We’ve added a new message type to our Streaming Speech-to-Text (STT) service. This new message type SessionInformation is sent immediately before the final SessionTerminated message when closing a Streaming session, and it contains a field called audio_duration_seconds which contains the total audio duration processed during the session. This feature allows customers to run end-user-specific billing calculations.

To enable this feature, set the enable_extra_session_information query parameter to true when connecting to a Streaming WebSocket.

endpoint_str = 'wss://api.assemblyai.com
/v2/realtime/ws?sample_rate=8000&enable_extra_session_information=true'

This feature will be rolled out in our SDKs soon.

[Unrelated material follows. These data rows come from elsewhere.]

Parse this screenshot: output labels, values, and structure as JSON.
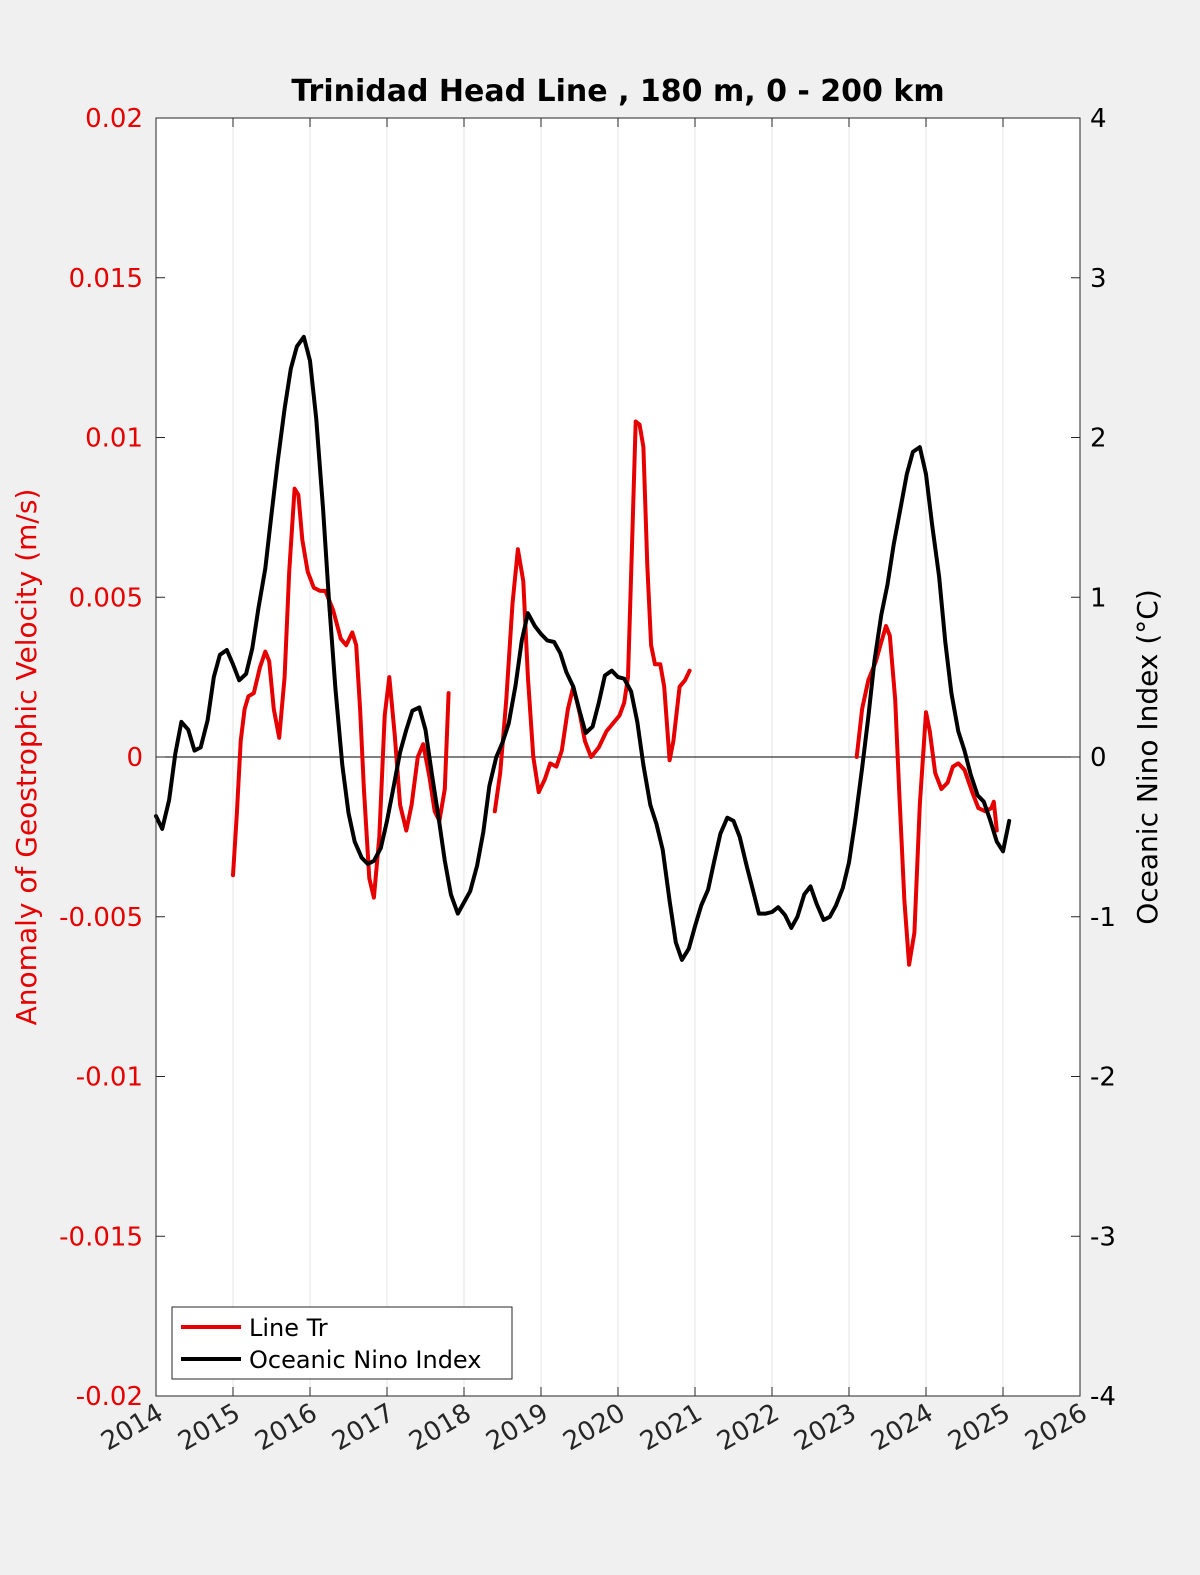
{
  "chart_data": {
    "type": "line",
    "title": "Trinidad Head Line , 180 m, 0 - 200 km",
    "xlim": [
      2014,
      2026
    ],
    "x_ticks": [
      "2014",
      "2015",
      "2016",
      "2017",
      "2018",
      "2019",
      "2020",
      "2021",
      "2022",
      "2023",
      "2024",
      "2025",
      "2026"
    ],
    "left_axis": {
      "label": "Anomaly of Geostrophic Velocity (m/s)",
      "color": "#e60000",
      "ylim": [
        -0.02,
        0.02
      ],
      "ticks": [
        "-0.02",
        "-0.015",
        "-0.01",
        "-0.005",
        "0",
        "0.005",
        "0.01",
        "0.015",
        "0.02"
      ]
    },
    "right_axis": {
      "label": "Oceanic Nino Index (°C)",
      "color": "#000000",
      "ylim": [
        -4,
        4
      ],
      "ticks": [
        "-4",
        "-3",
        "-2",
        "-1",
        "0",
        "1",
        "2",
        "3",
        "4"
      ]
    },
    "grid": "vertical",
    "zero_line": true,
    "legend": {
      "position": "bottom-left"
    },
    "series": [
      {
        "name": "Line Tr",
        "axis": "left",
        "color": "#e60000",
        "segments": [
          [
            [
              2015.0,
              -0.0037
            ],
            [
              2015.05,
              -0.0018
            ],
            [
              2015.1,
              0.0005
            ],
            [
              2015.15,
              0.0015
            ],
            [
              2015.2,
              0.0019
            ],
            [
              2015.27,
              0.002
            ],
            [
              2015.35,
              0.0028
            ],
            [
              2015.42,
              0.0033
            ],
            [
              2015.47,
              0.003
            ],
            [
              2015.53,
              0.0015
            ],
            [
              2015.6,
              0.0006
            ],
            [
              2015.67,
              0.0025
            ],
            [
              2015.73,
              0.0058
            ],
            [
              2015.8,
              0.0084
            ],
            [
              2015.85,
              0.0082
            ],
            [
              2015.9,
              0.0068
            ],
            [
              2015.97,
              0.0058
            ],
            [
              2016.05,
              0.0053
            ],
            [
              2016.13,
              0.0052
            ],
            [
              2016.2,
              0.0052
            ],
            [
              2016.3,
              0.0046
            ],
            [
              2016.4,
              0.0037
            ],
            [
              2016.47,
              0.0035
            ],
            [
              2016.55,
              0.0039
            ],
            [
              2016.6,
              0.0035
            ],
            [
              2016.65,
              0.0015
            ],
            [
              2016.7,
              -0.001
            ],
            [
              2016.77,
              -0.0038
            ],
            [
              2016.83,
              -0.0044
            ],
            [
              2016.9,
              -0.0025
            ],
            [
              2016.97,
              0.0013
            ],
            [
              2017.03,
              0.0025
            ],
            [
              2017.1,
              0.0007
            ],
            [
              2017.17,
              -0.0015
            ],
            [
              2017.25,
              -0.0023
            ],
            [
              2017.32,
              -0.0015
            ],
            [
              2017.4,
              0.0
            ],
            [
              2017.47,
              0.0004
            ],
            [
              2017.55,
              -0.0006
            ],
            [
              2017.62,
              -0.0017
            ],
            [
              2017.68,
              -0.002
            ],
            [
              2017.75,
              -0.001
            ],
            [
              2017.8,
              0.002
            ]
          ],
          [
            [
              2018.4,
              -0.0017
            ],
            [
              2018.47,
              -0.0005
            ],
            [
              2018.55,
              0.0018
            ],
            [
              2018.63,
              0.0048
            ],
            [
              2018.7,
              0.0065
            ],
            [
              2018.77,
              0.0055
            ],
            [
              2018.83,
              0.0025
            ],
            [
              2018.9,
              0.0
            ],
            [
              2018.97,
              -0.0011
            ],
            [
              2019.05,
              -0.0007
            ],
            [
              2019.12,
              -0.0002
            ],
            [
              2019.2,
              -0.0003
            ],
            [
              2019.27,
              0.0002
            ],
            [
              2019.35,
              0.0015
            ],
            [
              2019.42,
              0.0022
            ],
            [
              2019.5,
              0.0014
            ],
            [
              2019.57,
              0.0005
            ],
            [
              2019.65,
              0.0
            ],
            [
              2019.75,
              0.0003
            ],
            [
              2019.85,
              0.0008
            ],
            [
              2019.95,
              0.0011
            ],
            [
              2020.02,
              0.0013
            ],
            [
              2020.08,
              0.0017
            ],
            [
              2020.13,
              0.0025
            ],
            [
              2020.18,
              0.0065
            ],
            [
              2020.23,
              0.0105
            ],
            [
              2020.28,
              0.0104
            ],
            [
              2020.33,
              0.0097
            ],
            [
              2020.38,
              0.006
            ],
            [
              2020.43,
              0.0035
            ],
            [
              2020.48,
              0.0029
            ],
            [
              2020.55,
              0.0029
            ],
            [
              2020.6,
              0.0022
            ],
            [
              2020.67,
              -0.0001
            ],
            [
              2020.72,
              0.0005
            ],
            [
              2020.8,
              0.0022
            ],
            [
              2020.87,
              0.0024
            ],
            [
              2020.93,
              0.0027
            ]
          ],
          [
            [
              2023.1,
              0.0
            ],
            [
              2023.17,
              0.0015
            ],
            [
              2023.25,
              0.0024
            ],
            [
              2023.35,
              0.003
            ],
            [
              2023.42,
              0.0036
            ],
            [
              2023.48,
              0.0041
            ],
            [
              2023.53,
              0.0038
            ],
            [
              2023.6,
              0.0018
            ],
            [
              2023.65,
              -0.001
            ],
            [
              2023.72,
              -0.0045
            ],
            [
              2023.78,
              -0.0065
            ],
            [
              2023.85,
              -0.0055
            ],
            [
              2023.92,
              -0.0015
            ],
            [
              2024.0,
              0.0014
            ],
            [
              2024.05,
              0.0008
            ],
            [
              2024.12,
              -0.0005
            ],
            [
              2024.2,
              -0.001
            ],
            [
              2024.28,
              -0.0008
            ],
            [
              2024.35,
              -0.0003
            ],
            [
              2024.42,
              -0.0002
            ],
            [
              2024.5,
              -0.0004
            ],
            [
              2024.6,
              -0.0011
            ],
            [
              2024.68,
              -0.0016
            ],
            [
              2024.77,
              -0.0017
            ],
            [
              2024.85,
              -0.0016
            ],
            [
              2024.88,
              -0.0014
            ],
            [
              2024.92,
              -0.0023
            ]
          ]
        ]
      },
      {
        "name": "Oceanic Nino Index",
        "axis": "right",
        "color": "#000000",
        "segments": [
          [
            [
              2014.0,
              -0.37
            ],
            [
              2014.08,
              -0.45
            ],
            [
              2014.17,
              -0.27
            ],
            [
              2014.25,
              0.02
            ],
            [
              2014.33,
              0.22
            ],
            [
              2014.42,
              0.17
            ],
            [
              2014.5,
              0.04
            ],
            [
              2014.58,
              0.06
            ],
            [
              2014.67,
              0.23
            ],
            [
              2014.75,
              0.5
            ],
            [
              2014.83,
              0.64
            ],
            [
              2014.92,
              0.67
            ],
            [
              2015.0,
              0.58
            ],
            [
              2015.08,
              0.48
            ],
            [
              2015.17,
              0.52
            ],
            [
              2015.25,
              0.68
            ],
            [
              2015.33,
              0.93
            ],
            [
              2015.42,
              1.18
            ],
            [
              2015.5,
              1.52
            ],
            [
              2015.58,
              1.85
            ],
            [
              2015.67,
              2.18
            ],
            [
              2015.75,
              2.43
            ],
            [
              2015.83,
              2.57
            ],
            [
              2015.92,
              2.63
            ],
            [
              2016.0,
              2.48
            ],
            [
              2016.08,
              2.12
            ],
            [
              2016.17,
              1.55
            ],
            [
              2016.25,
              0.95
            ],
            [
              2016.33,
              0.43
            ],
            [
              2016.42,
              -0.05
            ],
            [
              2016.5,
              -0.35
            ],
            [
              2016.58,
              -0.53
            ],
            [
              2016.67,
              -0.63
            ],
            [
              2016.75,
              -0.67
            ],
            [
              2016.83,
              -0.65
            ],
            [
              2016.92,
              -0.57
            ],
            [
              2017.0,
              -0.4
            ],
            [
              2017.08,
              -0.2
            ],
            [
              2017.17,
              0.03
            ],
            [
              2017.25,
              0.17
            ],
            [
              2017.33,
              0.29
            ],
            [
              2017.42,
              0.31
            ],
            [
              2017.5,
              0.17
            ],
            [
              2017.58,
              -0.1
            ],
            [
              2017.67,
              -0.38
            ],
            [
              2017.75,
              -0.65
            ],
            [
              2017.83,
              -0.86
            ],
            [
              2017.92,
              -0.98
            ],
            [
              2018.0,
              -0.91
            ],
            [
              2018.08,
              -0.84
            ],
            [
              2018.17,
              -0.68
            ],
            [
              2018.25,
              -0.47
            ],
            [
              2018.33,
              -0.18
            ],
            [
              2018.42,
              0.0
            ],
            [
              2018.5,
              0.09
            ],
            [
              2018.58,
              0.21
            ],
            [
              2018.67,
              0.45
            ],
            [
              2018.75,
              0.73
            ],
            [
              2018.83,
              0.9
            ],
            [
              2018.92,
              0.82
            ],
            [
              2019.0,
              0.77
            ],
            [
              2019.08,
              0.73
            ],
            [
              2019.17,
              0.72
            ],
            [
              2019.25,
              0.65
            ],
            [
              2019.33,
              0.53
            ],
            [
              2019.42,
              0.44
            ],
            [
              2019.5,
              0.29
            ],
            [
              2019.58,
              0.15
            ],
            [
              2019.67,
              0.19
            ],
            [
              2019.75,
              0.34
            ],
            [
              2019.83,
              0.51
            ],
            [
              2019.92,
              0.54
            ],
            [
              2020.0,
              0.5
            ],
            [
              2020.08,
              0.49
            ],
            [
              2020.17,
              0.41
            ],
            [
              2020.25,
              0.22
            ],
            [
              2020.33,
              -0.05
            ],
            [
              2020.42,
              -0.3
            ],
            [
              2020.5,
              -0.42
            ],
            [
              2020.58,
              -0.58
            ],
            [
              2020.67,
              -0.9
            ],
            [
              2020.75,
              -1.16
            ],
            [
              2020.83,
              -1.27
            ],
            [
              2020.92,
              -1.2
            ],
            [
              2021.0,
              -1.06
            ],
            [
              2021.08,
              -0.93
            ],
            [
              2021.17,
              -0.83
            ],
            [
              2021.25,
              -0.65
            ],
            [
              2021.33,
              -0.48
            ],
            [
              2021.42,
              -0.38
            ],
            [
              2021.5,
              -0.4
            ],
            [
              2021.58,
              -0.5
            ],
            [
              2021.67,
              -0.68
            ],
            [
              2021.75,
              -0.83
            ],
            [
              2021.83,
              -0.98
            ],
            [
              2021.92,
              -0.98
            ],
            [
              2022.0,
              -0.97
            ],
            [
              2022.08,
              -0.94
            ],
            [
              2022.17,
              -0.99
            ],
            [
              2022.25,
              -1.07
            ],
            [
              2022.33,
              -1.0
            ],
            [
              2022.42,
              -0.86
            ],
            [
              2022.5,
              -0.81
            ],
            [
              2022.58,
              -0.92
            ],
            [
              2022.67,
              -1.02
            ],
            [
              2022.75,
              -1.0
            ],
            [
              2022.83,
              -0.93
            ],
            [
              2022.92,
              -0.82
            ],
            [
              2023.0,
              -0.66
            ],
            [
              2023.08,
              -0.4
            ],
            [
              2023.17,
              -0.07
            ],
            [
              2023.25,
              0.25
            ],
            [
              2023.33,
              0.6
            ],
            [
              2023.42,
              0.89
            ],
            [
              2023.5,
              1.08
            ],
            [
              2023.58,
              1.33
            ],
            [
              2023.67,
              1.56
            ],
            [
              2023.75,
              1.77
            ],
            [
              2023.83,
              1.91
            ],
            [
              2023.92,
              1.94
            ],
            [
              2024.0,
              1.77
            ],
            [
              2024.08,
              1.45
            ],
            [
              2024.17,
              1.13
            ],
            [
              2024.25,
              0.72
            ],
            [
              2024.33,
              0.4
            ],
            [
              2024.42,
              0.16
            ],
            [
              2024.5,
              0.04
            ],
            [
              2024.58,
              -0.11
            ],
            [
              2024.67,
              -0.24
            ],
            [
              2024.75,
              -0.28
            ],
            [
              2024.83,
              -0.39
            ],
            [
              2024.92,
              -0.53
            ],
            [
              2025.0,
              -0.59
            ],
            [
              2025.08,
              -0.4
            ]
          ]
        ]
      }
    ]
  }
}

We’ve added a new feature to our Streaming STT service, allowing users to disable Partial Transcripts in a Streaming session. Our Streaming API sends two types of transcripts - Partial Transcripts (unformatted and unpunctuated) that gradually build up the current utterance, and Final Transcripts which are sent when an utterance is complete, containing the entire utterance punctuated and formatted.

Users can now set the disable_partial_transcripts query parameter to true when connecting to a Streaming WebSocket to disable the sending of Partial Transcript messages.

endpoint_str = 'wss://api.assemblyai.com
/v2/realtime/ws?sample_rate=8000&disable_partial_transcripts=true'

This feature will be rolled out in our SDKs soon.

We have fixed a bug in our async transcription service, eliminating File does not appear to contain audio errors. Previously, this error would be surfaced in edge cases where our transcoding pipeline would not have enough resources to transcode a given file, thus failing due to resource starvation.

March 20, 2024

Dual channel transcription improvements

We’ve made improvements to how utterances are handled during dual-channel transcription. In particular, the transcription service now has elevated sensitivity when detecting utterances, leading to improved utterance insertions when there is overlapping speech on the two channels.

March 14, 2024

LeMUR concurrency fix

We’ve fixed a temporary issue in which users with low account balances would occasionally be rate-limited to a value less than 30 when using LeMUR.

March 6, 2024

Fewer "File does not appear to contain audio" errors

We’ve fixed an edge-case bug in our async API, leading to a significant reduction in errors that say File does not appear to contain audio. Users can expect to see an immediate reduction in this type of error. If this error does occur, users should retry their requests given that retries are generally successful.

We’ve made improvements to our transcription service autoscaling, leading to improved turnaround times for requests that use Word Boost when there is a spike in requests to our API.